Penulis
Intisari-Online.com - Bahaya yang meningkat antara China dan AS atas Taiwan dapat menyebabkan permusuhan militer.
Ini menjadikan Taiwan berada di peringkat depan risiko geopolitik bagi Presiden AS Joe Biden.
Konflik tidak perlu muncul karena disengaja.
Pengungkapan bahwa pesawat militer China mensimulasikan serangan rudal di kapal induk AS, menggarisbawahi bagaimana kesalahpahaman dapat meningkat dengan konsekuensi menghancurkan.
Dilansir dari Financial Times, Senin (8/2/2021), tim peneliti Diana Choyleva, kepala ekonom di Enodo Economics, yakin bahwa peluang untuk menghindari konflik atas Taiwan telah turun dramatis.
Gagasan ini akan menyerang banyak orang karena tidak masuk akal.
Tapi setahun yang lalu, siapa yang mengantisipasi pandemi global yang akan membunuh lebih dari 2 juta orang dan membuat sebagian besar ekonomi dunia terhenti?
Serangan simulasi terhadap USS Theodore Roosevelt terjadi selama serangan pesawat Tentara Pembebasan Rakyat ke wilayah udara Taiwan.
PLA telah meningkatkan serangan seperti itu baru-baru ini, baik untuk meningkatkan kemampuannya dalam melakukan invasi, dan untuk meningkatkan tekanan di Taipei.
Fokus Beijing dalam meningkatkan kesiapan militer untuk mencegah Taiwan mendeklarasikan kemerdekaan telah meningkat seiring dengan meningkatnya ketegasan dan kepercayaan dari presiden China Xi Jinping.
Kata-kata Xi dan tindakannya menunjukkan bahwa dia percaya tanggung jawabnya untuk membawa Taiwan kembali ke pangkuan China.
Harapan yang pernah tersebar luas bahwa model pemerintahan Hong Kong berupa "satu negara, dua sistem" akan berfungsi sebagai model untuk Taiwan, lenyap dengan pemberlakuan China Juli lalu dari undang-undang keamanan nasional yang keras di bekas koloni Inggris itu.
Tindakan keras itu bertemu dengan penolakan internasional, jadi mengapa tidak membuat Taiwan menyerah juga?
Bagaimanapun, keseimbangan militer telah bergeser secara meyakinkan untuk menguntungkan China dalam 25 tahun terakhir.
Berkat dorongan modernisasi besar-besaran, PLA telah menjadi kekuatan canggih dengan beberapa kemampuan yang sesuai dengan AS.
Namun, praktik invasi Taiwan masih menakutkan: serangan amfibi yang diperebutkan adalah operasi militer yang paling sulit dilakukan.

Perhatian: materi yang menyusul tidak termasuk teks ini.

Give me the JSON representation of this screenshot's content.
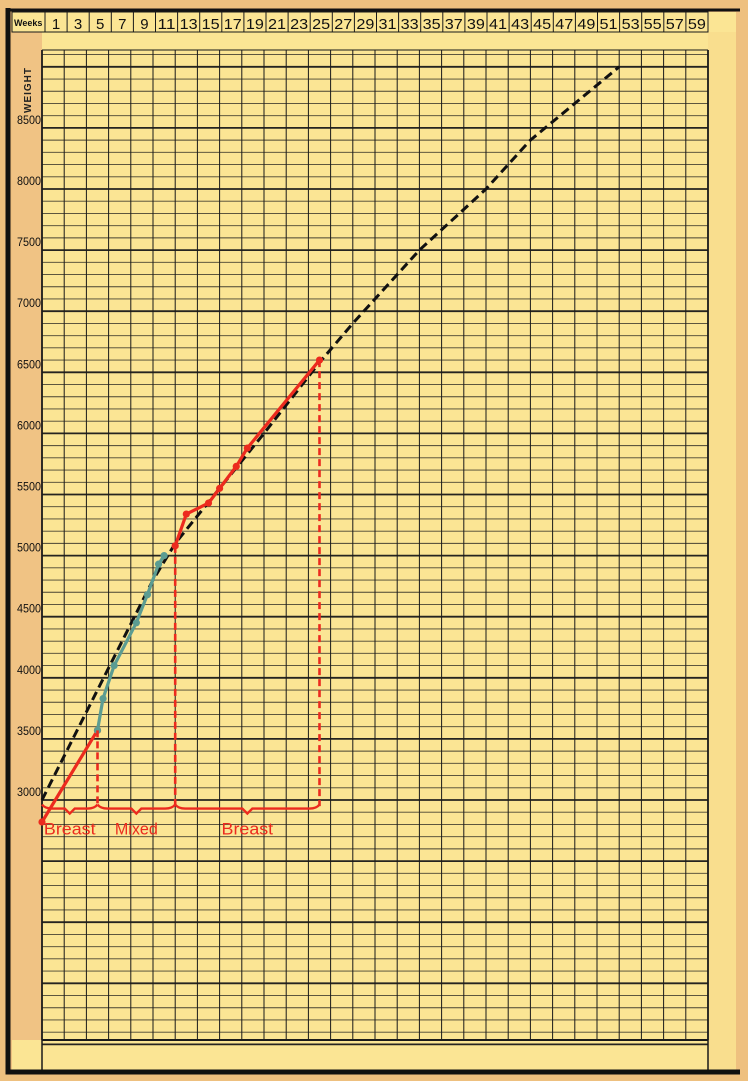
{
  "chart_data": {
    "type": "line",
    "xlabel": "Weeks",
    "ylabel": "Weight",
    "x_tick_labels": [
      "1",
      "3",
      "5",
      "7",
      "9",
      "11",
      "13",
      "15",
      "17",
      "19",
      "21",
      "23",
      "25",
      "27",
      "29",
      "31",
      "33",
      "35",
      "37",
      "39",
      "41",
      "43",
      "45",
      "47",
      "49",
      "51",
      "53",
      "55",
      "57",
      "59"
    ],
    "y_tick_labels": [
      "3000",
      "3500",
      "4000",
      "4500",
      "5000",
      "5500",
      "6000",
      "6500",
      "7000",
      "7500",
      "8000",
      "8500"
    ],
    "xlim": [
      0,
      60
    ],
    "ylim": [
      1000,
      9150
    ],
    "grid": true,
    "colors": {
      "paper": "#fbe594",
      "margin": "#eec07f",
      "grid": "#1a1a1a",
      "red": "#ec2a1e",
      "teal": "#5b9c92",
      "dashed": "#111111"
    },
    "series": [
      {
        "style": "dashed-black",
        "points": [
          [
            0,
            3000
          ],
          [
            5,
            3900
          ],
          [
            10,
            4800
          ],
          [
            12,
            5100
          ],
          [
            16,
            5550
          ],
          [
            20,
            6000
          ],
          [
            25,
            6580
          ],
          [
            28,
            6900
          ],
          [
            34,
            7500
          ],
          [
            40,
            8000
          ],
          [
            44,
            8400
          ],
          [
            52,
            9000
          ]
        ]
      },
      {
        "style": "solid-red",
        "points": [
          [
            0,
            2820
          ],
          [
            5,
            3570
          ]
        ]
      },
      {
        "style": "solid-teal",
        "points": [
          [
            5,
            3570
          ],
          [
            5.5,
            3830
          ],
          [
            6.5,
            4100
          ],
          [
            8.5,
            4450
          ],
          [
            9.5,
            4680
          ],
          [
            10.5,
            4930
          ],
          [
            11,
            5000
          ]
        ]
      },
      {
        "style": "solid-red",
        "points": [
          [
            12,
            5080
          ],
          [
            13,
            5340
          ],
          [
            15,
            5430
          ],
          [
            16,
            5550
          ],
          [
            17.5,
            5730
          ],
          [
            18.5,
            5880
          ],
          [
            25,
            6600
          ]
        ]
      }
    ],
    "feeding_markers": [
      {
        "week": 5,
        "weight": 3570
      },
      {
        "week": 12,
        "weight": 5080
      },
      {
        "week": 25,
        "weight": 6600
      }
    ],
    "annotations": [
      {
        "text": "Breast",
        "from_week": 0,
        "to_week": 5
      },
      {
        "text": "Mixed",
        "from_week": 5,
        "to_week": 12
      },
      {
        "text": "Breast",
        "from_week": 12,
        "to_week": 25
      }
    ]
  }
}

Xi Jinping mungkin menilai risikonya sangat tinggi, itulah sebabnya Beijing lebih cenderung menggunakan paksaan.
Oleh karena itu, operasi angkatan laut dan udara ditingkatkan dan potensi kecelakaan yang menyertainya.

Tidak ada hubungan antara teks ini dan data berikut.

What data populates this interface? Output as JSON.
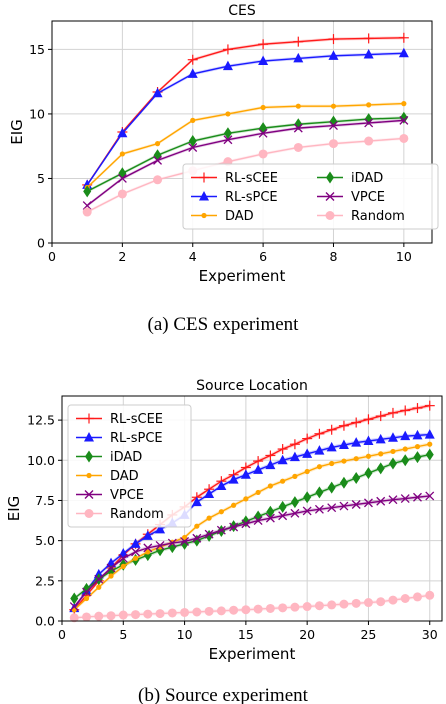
{
  "chart_data": [
    {
      "type": "line",
      "title": "CES",
      "xlabel": "Experiment",
      "ylabel": "EIG",
      "xlim": [
        0,
        10.8
      ],
      "ylim": [
        0,
        17.2
      ],
      "xticks": [
        0,
        2,
        4,
        6,
        8,
        10
      ],
      "yticks": [
        0,
        5,
        10,
        15
      ],
      "grid": true,
      "legend_position": "lower-right",
      "legend_columns": 2,
      "x": [
        1,
        2,
        3,
        4,
        5,
        6,
        7,
        8,
        9,
        10
      ],
      "series": [
        {
          "name": "RL-sCEE",
          "color": "#ff1a1a",
          "marker": "plus",
          "markers_every": 1,
          "values": [
            4.5,
            8.6,
            11.7,
            14.2,
            15.0,
            15.4,
            15.6,
            15.8,
            15.85,
            15.9
          ]
        },
        {
          "name": "RL-sPCE",
          "color": "#1a1aff",
          "marker": "triangle",
          "markers_every": 1,
          "values": [
            4.5,
            8.5,
            11.6,
            13.1,
            13.7,
            14.1,
            14.3,
            14.5,
            14.6,
            14.7
          ]
        },
        {
          "name": "DAD",
          "color": "#ffa500",
          "marker": "dot",
          "markers_every": 1,
          "values": [
            4.3,
            6.9,
            7.7,
            9.5,
            10.0,
            10.5,
            10.6,
            10.6,
            10.7,
            10.8
          ]
        },
        {
          "name": "iDAD",
          "color": "#1a8c1a",
          "marker": "diamond",
          "markers_every": 1,
          "values": [
            4.0,
            5.4,
            6.8,
            7.9,
            8.5,
            8.9,
            9.2,
            9.4,
            9.6,
            9.7
          ]
        },
        {
          "name": "VPCE",
          "color": "#800080",
          "marker": "x",
          "markers_every": 1,
          "values": [
            2.9,
            5.0,
            6.4,
            7.4,
            8.0,
            8.5,
            8.9,
            9.1,
            9.3,
            9.5
          ]
        },
        {
          "name": "Random",
          "color": "#ffb6c1",
          "marker": "bigdot",
          "markers_every": 1,
          "values": [
            2.4,
            3.8,
            4.9,
            5.6,
            6.3,
            6.9,
            7.4,
            7.7,
            7.9,
            8.1
          ]
        }
      ]
    },
    {
      "type": "line",
      "title": "Source Location",
      "xlabel": "Experiment",
      "ylabel": "EIG",
      "xlim": [
        0,
        31
      ],
      "ylim": [
        0,
        14
      ],
      "xticks": [
        0,
        5,
        10,
        15,
        20,
        25,
        30
      ],
      "yticks": [
        0.0,
        2.5,
        5.0,
        7.5,
        10.0,
        12.5
      ],
      "grid": true,
      "legend_position": "upper-left",
      "legend_columns": 1,
      "x": [
        1,
        2,
        3,
        4,
        5,
        6,
        7,
        8,
        9,
        10,
        11,
        12,
        13,
        14,
        15,
        16,
        17,
        18,
        19,
        20,
        21,
        22,
        23,
        24,
        25,
        26,
        27,
        28,
        29,
        30
      ],
      "series": [
        {
          "name": "RL-sCEE",
          "color": "#ff1a1a",
          "marker": "plus",
          "markers_every": 1,
          "values": [
            0.7,
            1.6,
            2.5,
            3.3,
            4.1,
            4.8,
            5.4,
            6.0,
            6.6,
            7.1,
            7.7,
            8.2,
            8.7,
            9.1,
            9.55,
            9.95,
            10.3,
            10.7,
            11.0,
            11.35,
            11.65,
            11.9,
            12.15,
            12.35,
            12.55,
            12.75,
            12.95,
            13.1,
            13.25,
            13.4
          ]
        },
        {
          "name": "RL-sPCE",
          "color": "#1a1aff",
          "marker": "triangle",
          "markers_every": 1,
          "values": [
            0.8,
            1.9,
            2.9,
            3.6,
            4.2,
            4.8,
            5.3,
            5.7,
            6.1,
            6.6,
            7.4,
            7.9,
            8.4,
            8.8,
            9.1,
            9.4,
            9.7,
            10.0,
            10.2,
            10.4,
            10.6,
            10.8,
            10.95,
            11.1,
            11.2,
            11.3,
            11.4,
            11.5,
            11.55,
            11.6
          ]
        },
        {
          "name": "iDAD",
          "color": "#1a8c1a",
          "marker": "diamond",
          "markers_every": 1,
          "values": [
            1.4,
            2.0,
            2.6,
            3.1,
            3.5,
            3.8,
            4.1,
            4.4,
            4.6,
            4.8,
            5.0,
            5.3,
            5.6,
            5.9,
            6.2,
            6.5,
            6.8,
            7.1,
            7.4,
            7.7,
            8.0,
            8.3,
            8.6,
            8.9,
            9.2,
            9.5,
            9.8,
            10.0,
            10.2,
            10.35
          ]
        },
        {
          "name": "DAD",
          "color": "#ffa500",
          "marker": "dot",
          "markers_every": 1,
          "values": [
            0.7,
            1.4,
            2.1,
            2.8,
            3.4,
            3.9,
            4.3,
            4.6,
            4.9,
            5.2,
            5.9,
            6.4,
            6.8,
            7.2,
            7.6,
            8.0,
            8.4,
            8.7,
            9.0,
            9.3,
            9.6,
            9.8,
            9.95,
            10.1,
            10.25,
            10.4,
            10.55,
            10.7,
            10.85,
            11.0
          ]
        },
        {
          "name": "VPCE",
          "color": "#800080",
          "marker": "x",
          "markers_every": 1,
          "values": [
            0.9,
            1.8,
            2.6,
            3.3,
            3.9,
            4.3,
            4.55,
            4.7,
            4.85,
            4.95,
            5.15,
            5.4,
            5.65,
            5.85,
            6.05,
            6.25,
            6.4,
            6.55,
            6.7,
            6.85,
            6.95,
            7.05,
            7.15,
            7.25,
            7.35,
            7.45,
            7.55,
            7.62,
            7.7,
            7.78
          ]
        },
        {
          "name": "Random",
          "color": "#ffb6c1",
          "marker": "bigdot",
          "markers_every": 1,
          "values": [
            0.2,
            0.25,
            0.3,
            0.33,
            0.37,
            0.4,
            0.43,
            0.46,
            0.5,
            0.53,
            0.56,
            0.6,
            0.63,
            0.67,
            0.7,
            0.74,
            0.78,
            0.82,
            0.86,
            0.9,
            0.95,
            1.0,
            1.05,
            1.1,
            1.15,
            1.2,
            1.3,
            1.4,
            1.5,
            1.6
          ]
        }
      ]
    }
  ],
  "captions": {
    "a": "(a) CES experiment",
    "b": "(b) Source experiment"
  }
}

Sebuah pesawat yang jatuh atau kapal tenggelam dapat disalahartikan sebagai tindakan yang disengaja.
Pejabat AS selalu ambigu ketika ditanya apakah mereka menyelamatkan Taiwan jika terjadi aksi militer China.
Jika paksaan China diperpanjang hingga blokade ekonomi besar-besaran di Taiwan, Washington mungkin akan campur tangan.
Selain taruhan ekonomi, jika disisihkan, AS bisa kehilangan status sebagai kekuatan utama Asia-Pasifik.
Pemerintahan Biden sejauh ini terjebak pada garis keras Donald Trump di China.
Ini menanggapi serangan udara provokatif dengan menyerukan Beijing untuk berhenti mengintimidasi Taiwan, dan menggambarkan hubungannya dengan Taipei "sekuat batu".
Biden juga melanggar preseden dengan mengundang perwakilan Taiwan di Washington ke upacara pelantikannya.
Namun, disibukkan dengan masalah di dalam negeri, Biden ingin menghindari provokasi Xi atas masalah tersebut.
Ujian penting adalah jika dia memasukkan Taiwan ke dalam "KTT demokrasi" yang ditetapkan untuk tahun pertama kepresidenannya.
Mengundang Taiwan akan membuat marah Beijing dan Xi akan berada di bawah tekanan untuk merespons.
Atas dasar rasional, konfrontasi apa pun tidak akan diizinkan meningkat.
Tapi risiko yang terlibat bukan hanya soal perhitungan logis.
Seperti yang diamati oleh sejarawan Yunani dan jenderal Thucidydes, pendorong perang adalah ketakutan, kehormatan, dan keuntungan - dan semuanya meningkat.